Jemand, der an DKA leidet, hat normalerweise einen Blutzuckerspiegel über 250 mg/dl. Die Hauptursache für DKA ist jedoch ein Mangel an Insulin und Ketonen, nicht nur ein hoher Blutzucker. Menschen mit Diabetes können einen Blutzucker über 250 mg/dl haben und nicht an DKA leiden.
Schwerer niedriger Blutzuckerspiegel (Hypoglykämie)
Eine schwere Hypoglykämie tritt auf, wenn Ihr Blutzucker unter 40 mg/dl liegt. Das ist lebensgefährlich.
Glukose ist die Hauptenergiequelle für Ihren Körper und Ihr Gehirn. Wenn Ihr Blutzuckerspiegel niedrig ist, kann Ihr Körper nicht richtig funktionieren. Wenn Ihr Blutzucker sehr stark absinkt (z. B. unter 40 mg/dl), werden Sie aufgrund der auftretenden körperlichen und geistigen Veränderungen wahrscheinlich nicht mehr funktionsfähig sein.

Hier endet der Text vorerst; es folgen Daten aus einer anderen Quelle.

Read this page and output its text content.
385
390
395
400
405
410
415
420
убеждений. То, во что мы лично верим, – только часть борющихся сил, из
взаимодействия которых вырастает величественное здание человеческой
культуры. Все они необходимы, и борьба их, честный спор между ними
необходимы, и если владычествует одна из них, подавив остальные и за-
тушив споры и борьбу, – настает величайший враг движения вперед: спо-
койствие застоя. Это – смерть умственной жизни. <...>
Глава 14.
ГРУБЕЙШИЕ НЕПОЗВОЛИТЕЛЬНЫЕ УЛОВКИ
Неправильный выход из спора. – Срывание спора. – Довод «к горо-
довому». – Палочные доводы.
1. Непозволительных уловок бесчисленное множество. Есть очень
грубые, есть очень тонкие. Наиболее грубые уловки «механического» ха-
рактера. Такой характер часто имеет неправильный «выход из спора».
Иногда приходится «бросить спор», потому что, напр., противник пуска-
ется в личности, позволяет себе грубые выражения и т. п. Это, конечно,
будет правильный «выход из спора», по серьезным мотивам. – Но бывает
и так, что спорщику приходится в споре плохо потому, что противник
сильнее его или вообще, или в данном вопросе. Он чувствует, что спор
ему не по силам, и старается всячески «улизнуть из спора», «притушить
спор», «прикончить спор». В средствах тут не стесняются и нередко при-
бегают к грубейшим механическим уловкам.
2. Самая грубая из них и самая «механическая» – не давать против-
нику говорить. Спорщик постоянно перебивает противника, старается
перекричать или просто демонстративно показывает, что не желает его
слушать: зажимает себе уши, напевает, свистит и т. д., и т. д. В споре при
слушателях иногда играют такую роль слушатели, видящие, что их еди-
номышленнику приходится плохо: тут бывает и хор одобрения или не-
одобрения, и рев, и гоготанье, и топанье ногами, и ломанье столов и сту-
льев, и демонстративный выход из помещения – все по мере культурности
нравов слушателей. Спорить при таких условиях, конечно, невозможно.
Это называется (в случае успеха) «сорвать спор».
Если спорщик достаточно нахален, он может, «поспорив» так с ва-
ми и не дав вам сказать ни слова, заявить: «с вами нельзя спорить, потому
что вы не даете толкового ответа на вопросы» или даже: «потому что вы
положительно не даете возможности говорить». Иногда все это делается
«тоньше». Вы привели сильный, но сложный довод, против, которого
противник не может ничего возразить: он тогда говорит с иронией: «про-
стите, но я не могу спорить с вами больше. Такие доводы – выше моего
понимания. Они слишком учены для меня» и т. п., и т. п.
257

Eine längere schwere Hypoglykämie, die nicht rechtzeitig behandelt wird, kann zum Koma führen.
Die meisten Fälle schwerer Hypoglykämie betreffen Diabetiker, die Insulin oder bestimmte orale Diabetesmedikamente wie Sulfonylharnstoffe einnehmen.
Symptome und Ursachen
Was sind die Symptome eines diabetesbedingten Komas?
Zu den drei Hauptsymptomen eines Komas gehören:
- Bewusstlosigkeit: Das ist wie ein sehr tiefer Schlaf und es ist unmöglich, dich aufzuwecken.
- Mangelnde Augenreaktion: Das bedeutet, dass Ihre Augen geschlossen bleiben und jemand, der Ihr Auge offen hält, keine Reaktion bei Ihnen hervorruft. Ihre Augen reagieren möglicherweise reflexartig, beispielsweise auf Licht.
- Mangelnde motorische (Bewegungs-)Reaktion: Das bedeutet, dass Sie sich nicht bewusst bewegen. Möglicherweise haben Sie noch einige Reflexreaktionen.
Zu den schweren Symptomen einer DKA, die vor einem diabetesbedingten Koma auftreten können, gehören:
- Übelkeit und Erbrechen.
- Bauchschmerzen.
- Schnelles, tiefes Atmen in gleichmäßigem Tempo (Kussmaul-Atmung).
- Fruchtig riechender Atem.
- Fühlen Sie sich sehr müde oder schwach.
- Sich desorientiert oder verwirrt fühlen.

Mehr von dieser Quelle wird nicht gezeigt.